# Circle City Monthly Bike Ride OC CA July 8th - Sunday



## Eric (Jul 1, 2018)

*


 
Circle City Monthly Bike Ride OC CA July 8th - Sunday
What: Vintage Bike Ride through historic neighborhoods and bike trails. We will stop at interesting locations and finish with a lunch stop.
When: Sunday May 13th Meet at 10:00am and kickstands up at 10:30am Sharp.
Where: Ride starts at the fountain in the middle of the traffic circle at Chapman and Glassell in the city of Orange.
Who: Anyone who can ride a bike. We ask for vintage or classic type bicycles only. Pace is slow and hills will be minimal.












Capture



 Eric
 Feb 27, 2016





*


----------



## tripple3 (Jul 1, 2018)

Eric said:


> *When: *Sunday May 13th



This Sunday July 8th.
Does anyone want to call a Short Notice theme Bike or Marquee for This Ride??


----------



## mrg (Jul 2, 2018)

Make it easy "VINTAGE"!


----------



## tripple3 (Jul 2, 2018)

mrg said:


> Make it easy "VINTAGE"!



Oldest, Heaviest, Most Rust Rider, Prettiest, Ugliest, Lightest,.... whatca Got??


----------



## mrg (Jul 2, 2018)

I think I got one of those


----------



## the2finger (Jul 2, 2018)

It’s gonna be hot baby


----------



## the2finger (Jul 6, 2018)

Seeing hot hot it's gonna be on Sunday maybe we should consider a nude ride?


----------



## cyclingday (Jul 6, 2018)

114 degrees today.
That's insane!


----------



## the2finger (Jul 6, 2018)

OK a G String ride


----------



## mrg (Jul 6, 2018)

Break out the sun screen!


----------



## the2finger (Jul 7, 2018)

We are gonna pass tomorrow JTFH


----------



## tripple3 (Jul 7, 2018)

I'm riding there.
It's not that hot here.


----------



## the2finger (Jul 7, 2018)

Ok I’ll  about it


----------



## tripple3 (Jul 8, 2018)

I rode my 1936 Electric 40 miles round trip and had a wonderful time.
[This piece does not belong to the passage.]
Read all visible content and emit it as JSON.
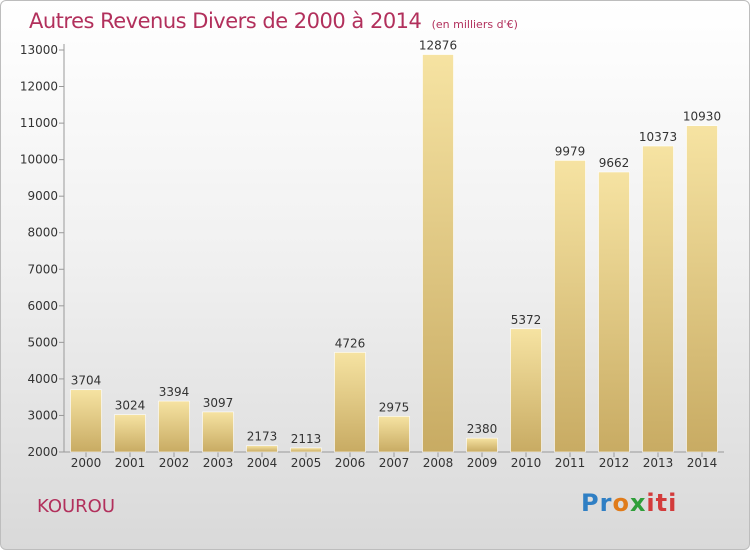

Thanks Eric and Shawna  for hosting.


----------



## cyclingday (Jul 8, 2018)

The only picture I took today.
I guess that shows you where my mind was.
Great ride with great friends, and the Filet Mignon Enchiladas weren't bad either.


----------



## the2finger (Jul 8, 2018)

Would not have been a happy ride back from the OC in my old Power Wagon without A/C


----------



## GTs58 (Jul 8, 2018)

Taco Adobe Mex????  What's that, a Mexican Mud Taco?


----------



## cyclingday (Jul 9, 2018)

GTs58 said:


> Taco Adobe Mex????  What's that, a Mexican Mud Taco?




Just about!
You know how it is, everything is either, red, green, or black, and it kind of looks like a plate of mud.
I took the train to Mexico City when I was 19, and met a couple from England at the train station in Mexicali.
We stopped for lunch in Hermosillo, and they took one look at the plate of food we were served, and decided to head back to El Norte.
Back then, the train to Mexico City only cost $25.00 US dollars, so maintenance wasn't a high priority on the El Segundo class.
All of the windows were broken out, so the dust from the sand storms of the Gran Desierto filled the railroad car.
Couple that with your sweat from the 100+ degree temperatures, and you get the idea what the conditions were like on that ride.
I don't blame the couple from England for bailing out on their Mexican adventure.
It's definitely an acquired taste. Lol!


----------



## mrg (Jul 9, 2018)

GTs58 said:


> Taco Adobe Mex????  What's that, a Mexican Mud Taco?



Taco House basically ( Taco's stucco actually )  and the best around,  had the Large White Shrimp Fajita,  oh and a good ride on a nice summer day!







Fajitas!


----------